The Black Cat (1934)
For those looking for an old-school thrill, “The Black Cat” deserves mention alongside classics like “Frankenstein” and “Dracula.” Starring Bela Lugosi and Boris Karloff, the film follows a couple honeymooning in Hungary who get drawn into a bitter rivalry between two men whose gruesome past from World War I becomes even more horrifying when one man reveals himself to be a mad scientist obsessed with unsavory experiments.
The Beyond (1981)
Italian horror films are famous for their usage of nightmare logic to get under an audience’s skin, and director Lucio Fulci’s “The Beyond” stands as a classic from this regional subgenre. The film follows Liza Merril (Catriona MacColl), a young woman who inherits an old Louisianan hotel that unfortunately happened to be built on the gates of Hell.
Possession (1981)
Co-written and directed by Andrzej Zulawski, “Possession” follows Mark (Sam Neill) as he falls down a rabbit hole of obsessive investigation into his distant wife Anna’s (Isabelle Adjani) possible infidelities and surreal horror once he finds out how she’s really been spending her time.

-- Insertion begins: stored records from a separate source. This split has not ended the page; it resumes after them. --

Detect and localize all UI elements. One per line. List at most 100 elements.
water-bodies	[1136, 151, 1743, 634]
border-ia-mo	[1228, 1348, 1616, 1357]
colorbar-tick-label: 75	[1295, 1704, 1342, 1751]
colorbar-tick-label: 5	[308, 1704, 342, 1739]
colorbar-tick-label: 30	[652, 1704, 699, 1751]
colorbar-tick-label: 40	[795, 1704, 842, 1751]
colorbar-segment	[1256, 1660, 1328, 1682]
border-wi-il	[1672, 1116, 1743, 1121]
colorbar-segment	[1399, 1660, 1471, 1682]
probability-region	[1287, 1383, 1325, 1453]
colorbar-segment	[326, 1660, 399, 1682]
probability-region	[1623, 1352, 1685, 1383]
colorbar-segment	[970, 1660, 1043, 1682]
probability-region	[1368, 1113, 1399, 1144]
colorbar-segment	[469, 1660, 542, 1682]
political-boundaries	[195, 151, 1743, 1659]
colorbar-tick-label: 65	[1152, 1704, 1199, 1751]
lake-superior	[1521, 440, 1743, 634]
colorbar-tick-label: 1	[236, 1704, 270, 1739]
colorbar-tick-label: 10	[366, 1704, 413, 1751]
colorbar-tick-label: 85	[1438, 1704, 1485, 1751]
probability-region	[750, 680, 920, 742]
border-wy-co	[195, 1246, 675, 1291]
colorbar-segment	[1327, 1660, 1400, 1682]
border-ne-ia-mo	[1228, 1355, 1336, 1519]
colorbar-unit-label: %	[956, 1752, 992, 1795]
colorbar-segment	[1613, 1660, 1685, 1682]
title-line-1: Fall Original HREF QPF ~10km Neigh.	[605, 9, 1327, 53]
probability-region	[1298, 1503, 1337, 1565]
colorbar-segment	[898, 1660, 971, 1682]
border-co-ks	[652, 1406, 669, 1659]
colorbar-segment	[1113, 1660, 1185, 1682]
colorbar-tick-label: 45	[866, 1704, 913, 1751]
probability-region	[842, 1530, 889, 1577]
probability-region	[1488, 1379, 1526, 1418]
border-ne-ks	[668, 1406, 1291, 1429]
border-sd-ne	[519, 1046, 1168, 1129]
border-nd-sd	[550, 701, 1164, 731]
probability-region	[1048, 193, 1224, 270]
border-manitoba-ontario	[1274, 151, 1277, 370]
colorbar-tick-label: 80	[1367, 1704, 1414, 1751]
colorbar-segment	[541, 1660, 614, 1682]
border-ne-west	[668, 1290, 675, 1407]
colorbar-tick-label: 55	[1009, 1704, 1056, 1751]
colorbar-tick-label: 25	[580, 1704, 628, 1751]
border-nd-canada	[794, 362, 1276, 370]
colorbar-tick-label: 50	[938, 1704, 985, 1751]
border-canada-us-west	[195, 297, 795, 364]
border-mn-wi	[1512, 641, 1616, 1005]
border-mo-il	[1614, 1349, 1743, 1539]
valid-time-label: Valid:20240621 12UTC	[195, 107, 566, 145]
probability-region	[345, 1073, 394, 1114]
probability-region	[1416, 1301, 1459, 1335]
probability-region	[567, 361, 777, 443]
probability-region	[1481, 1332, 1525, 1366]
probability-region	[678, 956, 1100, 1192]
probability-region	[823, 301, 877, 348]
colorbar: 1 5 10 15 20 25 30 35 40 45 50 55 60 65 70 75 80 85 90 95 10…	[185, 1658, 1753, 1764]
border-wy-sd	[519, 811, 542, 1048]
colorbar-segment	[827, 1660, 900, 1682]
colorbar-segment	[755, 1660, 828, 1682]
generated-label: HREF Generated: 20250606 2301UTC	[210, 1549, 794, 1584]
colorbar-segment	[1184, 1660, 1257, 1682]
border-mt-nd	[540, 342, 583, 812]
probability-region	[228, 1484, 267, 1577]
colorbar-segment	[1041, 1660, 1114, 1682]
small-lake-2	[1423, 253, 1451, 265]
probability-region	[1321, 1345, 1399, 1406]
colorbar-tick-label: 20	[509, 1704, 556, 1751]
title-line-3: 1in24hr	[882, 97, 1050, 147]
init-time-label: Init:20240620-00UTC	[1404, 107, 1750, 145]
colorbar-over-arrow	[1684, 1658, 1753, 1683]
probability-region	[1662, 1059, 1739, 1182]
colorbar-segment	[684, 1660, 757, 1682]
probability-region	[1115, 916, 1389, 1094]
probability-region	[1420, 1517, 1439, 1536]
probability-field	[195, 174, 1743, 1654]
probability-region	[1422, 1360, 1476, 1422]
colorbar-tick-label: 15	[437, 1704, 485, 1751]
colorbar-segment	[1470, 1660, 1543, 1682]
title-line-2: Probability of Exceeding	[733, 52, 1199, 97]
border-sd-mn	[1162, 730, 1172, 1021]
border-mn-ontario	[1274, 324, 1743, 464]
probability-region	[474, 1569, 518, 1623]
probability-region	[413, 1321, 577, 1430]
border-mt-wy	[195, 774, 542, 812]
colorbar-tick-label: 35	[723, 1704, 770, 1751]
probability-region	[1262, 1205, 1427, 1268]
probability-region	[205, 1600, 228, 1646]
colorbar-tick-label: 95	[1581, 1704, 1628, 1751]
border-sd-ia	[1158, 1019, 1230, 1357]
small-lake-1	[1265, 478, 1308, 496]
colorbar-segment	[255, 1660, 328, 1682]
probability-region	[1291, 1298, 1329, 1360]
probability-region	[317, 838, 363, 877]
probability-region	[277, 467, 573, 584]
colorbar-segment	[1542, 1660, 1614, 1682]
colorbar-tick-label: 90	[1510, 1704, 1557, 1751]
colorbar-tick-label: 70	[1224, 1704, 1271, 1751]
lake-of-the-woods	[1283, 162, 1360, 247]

Tetsuo: The Iron Man (1989)
This Japanese cyber horror follows a salaryman (Tomoro Taguchi) who accidentally runs over a man credited as a “metal fetishist” (Shin’ya Tsukamoto, also the writer and director) and finds his body undergoing a series of disgusting, painful transformations that tear away his humanity.
In the Mouth of Madness (1994)
A mid-90s sleeper classic from legendary director John Carpenter (“Halloween,” “The Thing”), “In the Mouth of Madness” follows John Trent (Sam Neill), an insurance investigator who looks into the reclusive novelist Sutter Cane’s (Jurgen Prochnow) death and finds himself in a nightmare seemingly born from the reality of Cane’s horror novels.
Bug (2006)
A riveting late-career psychological horror film from “The Exorcist” director William Friedkin, “Bug” follows Agnes (Ashley Judd), a lonely woman whose isolation breaks when she’s introduced to Peter (Michael Shannon) and becomes drawn into his destructive paranoias concerning military experiments and bug infestations.
Mad God (2021)
Phil Tippett, best known for his special effects work on “Jurassic Park” and “RoboCop,” directed “Mad God,” a fever dream tale of a world torn apart by war, genocide and supernatural horrors that now subjugate all intelligent life for unknown purposes.